Conclusion: Are password managers safe?

Password managers are safe if you choose a reliable provider and implement password management best practices. If you use password123 as your master password to unlock your entire vault, it could easily be guessed and breached even if you use a reliable manager, especially if you don’t add 2FA or MFA for added security.

Of course, even if your master password is strong and you take all the precautions to be safe, no one can guarantee full security.

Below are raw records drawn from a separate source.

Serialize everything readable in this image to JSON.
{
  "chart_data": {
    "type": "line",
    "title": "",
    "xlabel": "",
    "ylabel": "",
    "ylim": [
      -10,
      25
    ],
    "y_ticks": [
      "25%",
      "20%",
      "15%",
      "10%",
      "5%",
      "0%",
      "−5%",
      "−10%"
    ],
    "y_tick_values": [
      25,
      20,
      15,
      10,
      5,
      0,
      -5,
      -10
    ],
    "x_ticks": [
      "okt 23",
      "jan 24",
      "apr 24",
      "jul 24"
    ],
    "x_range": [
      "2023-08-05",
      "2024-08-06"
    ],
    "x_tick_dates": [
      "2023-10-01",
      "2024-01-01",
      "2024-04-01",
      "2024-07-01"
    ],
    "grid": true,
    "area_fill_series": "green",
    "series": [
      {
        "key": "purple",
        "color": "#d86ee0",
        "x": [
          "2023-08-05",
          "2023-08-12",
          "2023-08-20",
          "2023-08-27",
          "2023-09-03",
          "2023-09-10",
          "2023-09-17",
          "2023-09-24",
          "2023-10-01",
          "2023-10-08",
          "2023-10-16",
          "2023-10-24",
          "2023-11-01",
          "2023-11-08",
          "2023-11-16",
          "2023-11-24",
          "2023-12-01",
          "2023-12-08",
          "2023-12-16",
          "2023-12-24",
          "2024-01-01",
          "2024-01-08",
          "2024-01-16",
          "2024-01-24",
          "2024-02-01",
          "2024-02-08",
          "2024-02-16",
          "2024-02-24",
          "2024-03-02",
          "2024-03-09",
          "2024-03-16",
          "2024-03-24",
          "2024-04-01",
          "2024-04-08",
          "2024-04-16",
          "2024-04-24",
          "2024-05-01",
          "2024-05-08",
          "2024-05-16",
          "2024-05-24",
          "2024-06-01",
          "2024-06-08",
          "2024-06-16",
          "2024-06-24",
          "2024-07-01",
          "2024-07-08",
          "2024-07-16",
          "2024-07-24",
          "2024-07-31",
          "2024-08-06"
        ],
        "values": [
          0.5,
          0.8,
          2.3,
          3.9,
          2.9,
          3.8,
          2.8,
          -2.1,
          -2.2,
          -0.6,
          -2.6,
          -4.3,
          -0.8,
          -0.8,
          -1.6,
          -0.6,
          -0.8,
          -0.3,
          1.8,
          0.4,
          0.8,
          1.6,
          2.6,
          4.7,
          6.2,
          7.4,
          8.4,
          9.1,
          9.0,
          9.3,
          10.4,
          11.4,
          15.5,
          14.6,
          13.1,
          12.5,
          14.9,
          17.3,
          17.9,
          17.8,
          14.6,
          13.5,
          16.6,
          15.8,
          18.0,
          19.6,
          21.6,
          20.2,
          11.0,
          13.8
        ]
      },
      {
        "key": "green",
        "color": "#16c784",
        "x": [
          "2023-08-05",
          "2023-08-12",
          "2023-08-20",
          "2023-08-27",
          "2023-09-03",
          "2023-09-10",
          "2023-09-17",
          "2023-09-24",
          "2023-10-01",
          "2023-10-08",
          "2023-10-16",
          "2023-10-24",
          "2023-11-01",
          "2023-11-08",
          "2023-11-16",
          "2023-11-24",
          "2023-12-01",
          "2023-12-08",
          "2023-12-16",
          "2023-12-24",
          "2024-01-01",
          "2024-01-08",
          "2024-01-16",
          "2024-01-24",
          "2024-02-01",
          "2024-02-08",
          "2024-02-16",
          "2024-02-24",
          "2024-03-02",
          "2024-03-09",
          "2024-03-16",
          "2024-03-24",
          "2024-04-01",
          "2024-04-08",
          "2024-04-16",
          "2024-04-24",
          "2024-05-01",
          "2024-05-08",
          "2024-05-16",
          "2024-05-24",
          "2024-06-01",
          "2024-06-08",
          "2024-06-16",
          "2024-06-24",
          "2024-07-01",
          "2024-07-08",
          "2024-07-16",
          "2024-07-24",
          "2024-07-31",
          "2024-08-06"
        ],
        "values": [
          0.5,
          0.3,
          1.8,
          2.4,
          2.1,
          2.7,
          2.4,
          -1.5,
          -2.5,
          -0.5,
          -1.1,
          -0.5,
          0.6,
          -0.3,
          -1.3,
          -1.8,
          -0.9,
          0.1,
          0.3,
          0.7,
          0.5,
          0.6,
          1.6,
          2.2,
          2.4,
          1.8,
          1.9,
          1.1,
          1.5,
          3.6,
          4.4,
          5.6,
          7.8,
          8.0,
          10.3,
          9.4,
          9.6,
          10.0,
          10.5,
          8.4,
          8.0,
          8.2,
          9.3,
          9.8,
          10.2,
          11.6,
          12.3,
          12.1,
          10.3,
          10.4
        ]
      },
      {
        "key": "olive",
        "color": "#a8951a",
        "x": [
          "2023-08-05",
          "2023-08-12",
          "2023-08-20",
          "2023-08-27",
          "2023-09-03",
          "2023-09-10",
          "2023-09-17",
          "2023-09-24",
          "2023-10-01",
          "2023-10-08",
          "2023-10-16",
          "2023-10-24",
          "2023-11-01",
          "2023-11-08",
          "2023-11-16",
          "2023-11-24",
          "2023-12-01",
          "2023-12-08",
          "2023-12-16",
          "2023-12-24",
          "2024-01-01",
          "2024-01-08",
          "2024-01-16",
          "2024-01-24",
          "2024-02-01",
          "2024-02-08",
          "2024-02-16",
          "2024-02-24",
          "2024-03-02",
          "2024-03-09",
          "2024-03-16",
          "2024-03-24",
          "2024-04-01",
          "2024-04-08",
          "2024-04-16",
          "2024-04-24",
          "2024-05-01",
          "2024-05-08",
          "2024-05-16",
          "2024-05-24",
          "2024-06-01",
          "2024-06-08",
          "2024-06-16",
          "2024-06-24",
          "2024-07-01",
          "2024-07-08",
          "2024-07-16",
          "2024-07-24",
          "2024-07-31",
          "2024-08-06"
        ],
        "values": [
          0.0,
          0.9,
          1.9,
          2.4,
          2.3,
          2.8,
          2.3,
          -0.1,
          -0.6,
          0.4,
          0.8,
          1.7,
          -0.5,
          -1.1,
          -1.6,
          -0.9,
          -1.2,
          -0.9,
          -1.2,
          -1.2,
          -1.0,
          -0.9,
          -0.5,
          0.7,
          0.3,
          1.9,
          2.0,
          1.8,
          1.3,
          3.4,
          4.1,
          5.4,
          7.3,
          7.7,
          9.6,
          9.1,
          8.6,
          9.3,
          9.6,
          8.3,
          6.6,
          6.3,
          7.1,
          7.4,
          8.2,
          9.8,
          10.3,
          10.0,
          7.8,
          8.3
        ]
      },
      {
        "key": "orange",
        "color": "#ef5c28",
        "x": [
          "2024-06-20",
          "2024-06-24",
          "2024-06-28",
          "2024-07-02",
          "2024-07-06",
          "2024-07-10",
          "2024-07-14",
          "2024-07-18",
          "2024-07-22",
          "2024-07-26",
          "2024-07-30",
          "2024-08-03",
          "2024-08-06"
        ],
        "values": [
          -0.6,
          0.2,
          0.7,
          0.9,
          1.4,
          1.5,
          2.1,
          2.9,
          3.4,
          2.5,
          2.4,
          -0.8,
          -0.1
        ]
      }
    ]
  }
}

In theory, cloud-based password managers, for example, can suffer breaches, and, thus, it’s crucial to employ providers who have a proven track record of evading security incidents and taking users’ security seriously.

Don’t forget that all types of password managers can also be affected by malware inside your devices. Therefore, if you have a password manager, I advise that you implement strong antivirus protection, too. Also, don’t forget to stay vigilant about phishing attacks that could be used to gain access to your vault.